Jörg Müller: "Es ist schlichtweg unmöglich, sich in Macau eine genaue Strategie zu überlegen. Das Ziel muss einfach sein, so viele Punkte wie möglich zu sammeln - und das in beiden Läufen. Das Motto lautet also: Vollgas."

Dirk Müller: "Natürlich ist es das Ziel, im Qualifying weit vorn zu stehen, zwei Mal auf das Podest zu fahren und damit anschließend Weltmeister zu werden. Diese Vorstellung dürften allerdings viele andere Fahrer mit mir teilen. Man sollte sich nicht selbst unter Druck setzen. Es können viele unerwartete Dinge passieren."

Was war für Sie bisher der Höhepunkt des Jahres?
Andy Priaulx: "Schön war der Sieg von der Pole gleich im ersten Rennen in Monza. Außerdem habe ich in Curitiba mit 65 Kilogramm Handicapgewicht gewonnen. Das war außergewöhnlich. Aus Brünn habe ich trotz 60 Kilogramm Ballasts zwölf Punkte mitgenommen. Es hat also in diesem Jahr viele besondere Momente gegeben. Ich gehe sogar soweit zu sagen, dass 2006 mein bisher bestes Jahr gewesen ist."

Jörg Müller: "Ich habe zwar in Magny-Cours nicht gewonnen, dort aber mit zwei zweiten Plätzen mein bestes Saisonergebnis erreicht. Dieser Kurs liegt mir, und ich fahre gerne dort.

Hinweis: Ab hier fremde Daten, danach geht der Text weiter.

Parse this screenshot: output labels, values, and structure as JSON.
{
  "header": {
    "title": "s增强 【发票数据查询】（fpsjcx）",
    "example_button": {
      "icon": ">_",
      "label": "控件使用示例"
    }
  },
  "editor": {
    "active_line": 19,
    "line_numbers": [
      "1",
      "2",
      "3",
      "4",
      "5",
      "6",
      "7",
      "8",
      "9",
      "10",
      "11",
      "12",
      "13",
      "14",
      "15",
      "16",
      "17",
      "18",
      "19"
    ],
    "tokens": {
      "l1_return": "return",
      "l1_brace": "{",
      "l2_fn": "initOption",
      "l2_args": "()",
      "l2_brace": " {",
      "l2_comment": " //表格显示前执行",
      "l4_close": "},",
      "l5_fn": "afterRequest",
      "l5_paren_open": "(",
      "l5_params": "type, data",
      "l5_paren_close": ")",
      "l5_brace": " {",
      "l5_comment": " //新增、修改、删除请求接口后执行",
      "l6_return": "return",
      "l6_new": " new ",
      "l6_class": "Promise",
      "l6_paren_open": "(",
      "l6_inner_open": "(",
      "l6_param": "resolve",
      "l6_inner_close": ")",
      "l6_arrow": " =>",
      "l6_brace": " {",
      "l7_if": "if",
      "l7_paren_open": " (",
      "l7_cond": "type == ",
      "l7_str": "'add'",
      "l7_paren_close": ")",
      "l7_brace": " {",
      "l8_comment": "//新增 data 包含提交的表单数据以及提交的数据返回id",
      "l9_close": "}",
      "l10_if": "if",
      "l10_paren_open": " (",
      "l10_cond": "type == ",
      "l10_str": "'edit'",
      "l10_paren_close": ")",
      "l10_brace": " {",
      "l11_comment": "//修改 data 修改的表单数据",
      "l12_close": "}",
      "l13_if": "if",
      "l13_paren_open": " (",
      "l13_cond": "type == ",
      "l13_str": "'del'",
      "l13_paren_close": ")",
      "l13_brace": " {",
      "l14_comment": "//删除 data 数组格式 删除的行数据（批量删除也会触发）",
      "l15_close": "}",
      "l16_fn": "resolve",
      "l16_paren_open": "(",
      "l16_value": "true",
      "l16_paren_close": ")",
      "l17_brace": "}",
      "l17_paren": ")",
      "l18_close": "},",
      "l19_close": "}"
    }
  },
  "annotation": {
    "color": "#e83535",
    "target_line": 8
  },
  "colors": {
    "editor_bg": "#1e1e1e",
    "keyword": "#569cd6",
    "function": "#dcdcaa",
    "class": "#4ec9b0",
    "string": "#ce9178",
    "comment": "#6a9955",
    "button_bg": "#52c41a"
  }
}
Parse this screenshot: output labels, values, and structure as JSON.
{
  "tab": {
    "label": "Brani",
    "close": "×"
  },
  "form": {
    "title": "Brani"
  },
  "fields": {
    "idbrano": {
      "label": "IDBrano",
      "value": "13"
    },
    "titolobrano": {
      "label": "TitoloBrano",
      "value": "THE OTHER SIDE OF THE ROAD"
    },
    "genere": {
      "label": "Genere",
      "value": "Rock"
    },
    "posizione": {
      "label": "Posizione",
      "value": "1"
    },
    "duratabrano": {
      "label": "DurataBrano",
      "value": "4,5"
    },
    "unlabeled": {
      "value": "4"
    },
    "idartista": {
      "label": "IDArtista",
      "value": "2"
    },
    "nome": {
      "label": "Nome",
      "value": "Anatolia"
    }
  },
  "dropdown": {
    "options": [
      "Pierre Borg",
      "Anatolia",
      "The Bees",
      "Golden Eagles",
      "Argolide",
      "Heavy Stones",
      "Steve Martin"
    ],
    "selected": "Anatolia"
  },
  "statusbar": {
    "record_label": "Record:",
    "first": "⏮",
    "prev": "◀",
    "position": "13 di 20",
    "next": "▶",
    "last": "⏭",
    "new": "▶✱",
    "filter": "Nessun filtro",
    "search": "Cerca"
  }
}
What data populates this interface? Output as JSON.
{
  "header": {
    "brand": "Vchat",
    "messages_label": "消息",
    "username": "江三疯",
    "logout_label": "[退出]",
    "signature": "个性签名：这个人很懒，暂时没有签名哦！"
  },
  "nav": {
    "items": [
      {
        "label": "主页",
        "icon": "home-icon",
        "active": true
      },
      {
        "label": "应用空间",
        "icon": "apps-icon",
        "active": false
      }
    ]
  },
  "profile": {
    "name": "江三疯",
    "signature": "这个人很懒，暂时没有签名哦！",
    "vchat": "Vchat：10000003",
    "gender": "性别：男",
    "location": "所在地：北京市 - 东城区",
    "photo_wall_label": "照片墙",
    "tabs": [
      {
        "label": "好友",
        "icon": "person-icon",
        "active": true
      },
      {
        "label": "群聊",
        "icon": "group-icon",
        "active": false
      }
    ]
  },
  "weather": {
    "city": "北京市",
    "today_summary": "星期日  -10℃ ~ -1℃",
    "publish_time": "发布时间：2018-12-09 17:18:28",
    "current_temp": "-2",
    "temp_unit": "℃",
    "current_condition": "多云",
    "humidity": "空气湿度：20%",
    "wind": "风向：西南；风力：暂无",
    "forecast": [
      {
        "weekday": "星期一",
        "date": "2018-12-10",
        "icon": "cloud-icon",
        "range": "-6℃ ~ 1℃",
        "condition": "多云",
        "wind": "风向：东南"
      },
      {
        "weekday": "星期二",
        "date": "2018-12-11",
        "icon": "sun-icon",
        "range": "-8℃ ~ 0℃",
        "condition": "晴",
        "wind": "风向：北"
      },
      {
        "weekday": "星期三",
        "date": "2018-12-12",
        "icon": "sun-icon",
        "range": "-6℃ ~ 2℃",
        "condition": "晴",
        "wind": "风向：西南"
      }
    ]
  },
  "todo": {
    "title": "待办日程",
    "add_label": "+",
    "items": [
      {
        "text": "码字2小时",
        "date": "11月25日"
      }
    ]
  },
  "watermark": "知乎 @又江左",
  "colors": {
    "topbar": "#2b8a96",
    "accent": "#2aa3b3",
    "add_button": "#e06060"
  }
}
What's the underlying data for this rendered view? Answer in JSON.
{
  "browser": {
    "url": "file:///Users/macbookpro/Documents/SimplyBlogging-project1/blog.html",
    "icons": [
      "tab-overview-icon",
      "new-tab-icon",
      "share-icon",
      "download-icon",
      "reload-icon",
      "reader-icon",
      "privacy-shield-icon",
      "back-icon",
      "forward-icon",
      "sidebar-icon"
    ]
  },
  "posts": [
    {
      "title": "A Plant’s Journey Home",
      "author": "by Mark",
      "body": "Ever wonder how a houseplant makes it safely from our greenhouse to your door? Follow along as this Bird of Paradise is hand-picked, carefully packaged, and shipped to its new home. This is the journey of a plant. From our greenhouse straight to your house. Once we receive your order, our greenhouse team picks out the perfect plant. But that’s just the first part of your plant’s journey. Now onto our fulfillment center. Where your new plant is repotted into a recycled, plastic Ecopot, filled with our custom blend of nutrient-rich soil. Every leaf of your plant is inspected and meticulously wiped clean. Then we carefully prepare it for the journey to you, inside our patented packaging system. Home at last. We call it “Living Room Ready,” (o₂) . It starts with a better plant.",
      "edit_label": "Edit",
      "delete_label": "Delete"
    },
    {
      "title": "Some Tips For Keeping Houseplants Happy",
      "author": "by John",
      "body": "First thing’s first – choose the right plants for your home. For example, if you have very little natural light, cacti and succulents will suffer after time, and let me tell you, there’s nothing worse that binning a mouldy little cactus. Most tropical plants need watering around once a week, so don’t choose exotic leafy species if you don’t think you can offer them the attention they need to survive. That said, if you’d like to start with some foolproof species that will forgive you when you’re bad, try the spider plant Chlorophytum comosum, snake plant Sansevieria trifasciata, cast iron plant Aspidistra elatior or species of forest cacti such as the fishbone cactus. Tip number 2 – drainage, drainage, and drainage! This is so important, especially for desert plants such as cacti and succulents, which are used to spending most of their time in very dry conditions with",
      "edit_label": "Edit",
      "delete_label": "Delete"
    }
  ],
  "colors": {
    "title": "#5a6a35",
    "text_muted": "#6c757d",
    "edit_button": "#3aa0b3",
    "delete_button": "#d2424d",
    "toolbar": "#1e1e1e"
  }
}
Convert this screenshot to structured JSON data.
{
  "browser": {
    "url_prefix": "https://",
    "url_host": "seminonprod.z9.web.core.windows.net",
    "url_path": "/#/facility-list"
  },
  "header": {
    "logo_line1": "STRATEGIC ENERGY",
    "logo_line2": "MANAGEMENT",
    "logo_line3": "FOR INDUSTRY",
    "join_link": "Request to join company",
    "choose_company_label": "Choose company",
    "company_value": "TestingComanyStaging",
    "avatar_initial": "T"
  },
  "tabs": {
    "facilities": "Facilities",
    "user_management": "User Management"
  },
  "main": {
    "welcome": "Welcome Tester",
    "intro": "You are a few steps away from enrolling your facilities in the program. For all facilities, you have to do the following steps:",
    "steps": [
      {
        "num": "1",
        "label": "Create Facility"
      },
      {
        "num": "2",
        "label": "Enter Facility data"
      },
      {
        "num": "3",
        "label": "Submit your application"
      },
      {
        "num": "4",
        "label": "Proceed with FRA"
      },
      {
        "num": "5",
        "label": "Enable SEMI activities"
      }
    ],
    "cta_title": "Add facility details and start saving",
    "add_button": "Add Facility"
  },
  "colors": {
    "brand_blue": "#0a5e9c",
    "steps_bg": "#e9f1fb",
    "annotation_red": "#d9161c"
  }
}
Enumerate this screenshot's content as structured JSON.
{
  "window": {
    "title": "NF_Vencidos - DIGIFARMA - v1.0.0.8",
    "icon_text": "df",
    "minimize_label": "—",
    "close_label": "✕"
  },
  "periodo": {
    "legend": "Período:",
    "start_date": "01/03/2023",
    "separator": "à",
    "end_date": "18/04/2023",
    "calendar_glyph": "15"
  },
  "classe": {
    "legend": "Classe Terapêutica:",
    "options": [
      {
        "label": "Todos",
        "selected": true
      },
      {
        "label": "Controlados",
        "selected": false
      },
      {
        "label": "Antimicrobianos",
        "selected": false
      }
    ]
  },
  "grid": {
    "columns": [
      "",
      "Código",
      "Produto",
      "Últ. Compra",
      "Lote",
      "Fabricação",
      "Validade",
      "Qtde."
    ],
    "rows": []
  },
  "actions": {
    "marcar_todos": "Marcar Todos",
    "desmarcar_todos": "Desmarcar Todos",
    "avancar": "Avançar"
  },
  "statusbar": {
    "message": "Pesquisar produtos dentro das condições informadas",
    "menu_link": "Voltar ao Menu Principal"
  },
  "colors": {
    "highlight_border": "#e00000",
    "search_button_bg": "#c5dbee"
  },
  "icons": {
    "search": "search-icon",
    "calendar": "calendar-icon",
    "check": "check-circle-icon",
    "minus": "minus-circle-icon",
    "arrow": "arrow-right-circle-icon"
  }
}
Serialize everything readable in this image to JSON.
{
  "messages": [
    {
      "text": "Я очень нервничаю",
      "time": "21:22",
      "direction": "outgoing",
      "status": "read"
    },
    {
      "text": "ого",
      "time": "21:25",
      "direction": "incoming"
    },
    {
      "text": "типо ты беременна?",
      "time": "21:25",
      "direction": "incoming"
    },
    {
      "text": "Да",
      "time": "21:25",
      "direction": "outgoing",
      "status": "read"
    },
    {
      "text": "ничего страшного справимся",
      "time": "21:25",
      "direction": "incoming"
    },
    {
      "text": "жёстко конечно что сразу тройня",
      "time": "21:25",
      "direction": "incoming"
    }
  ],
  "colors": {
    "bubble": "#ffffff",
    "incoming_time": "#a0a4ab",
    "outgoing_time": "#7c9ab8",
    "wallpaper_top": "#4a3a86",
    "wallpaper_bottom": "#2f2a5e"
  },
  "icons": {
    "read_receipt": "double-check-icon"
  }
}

Es war fantastisch, in den beiden Rennen 16 Punkte zu sammeln."

Dirk Müller: "Ich habe mit Sicherheit kein einfaches Jahr gehabt. Oft war ich in Zweikämpfe verwickelt und musste mir jeden WM-Punkt hart erarbeiten. In manchen Situationen hat mir das Glück gefehlt. Aber so ist es nun mal im Motorsport. Umso motivierter bin ich, in Macau noch einmal sehr gut abzuschneiden."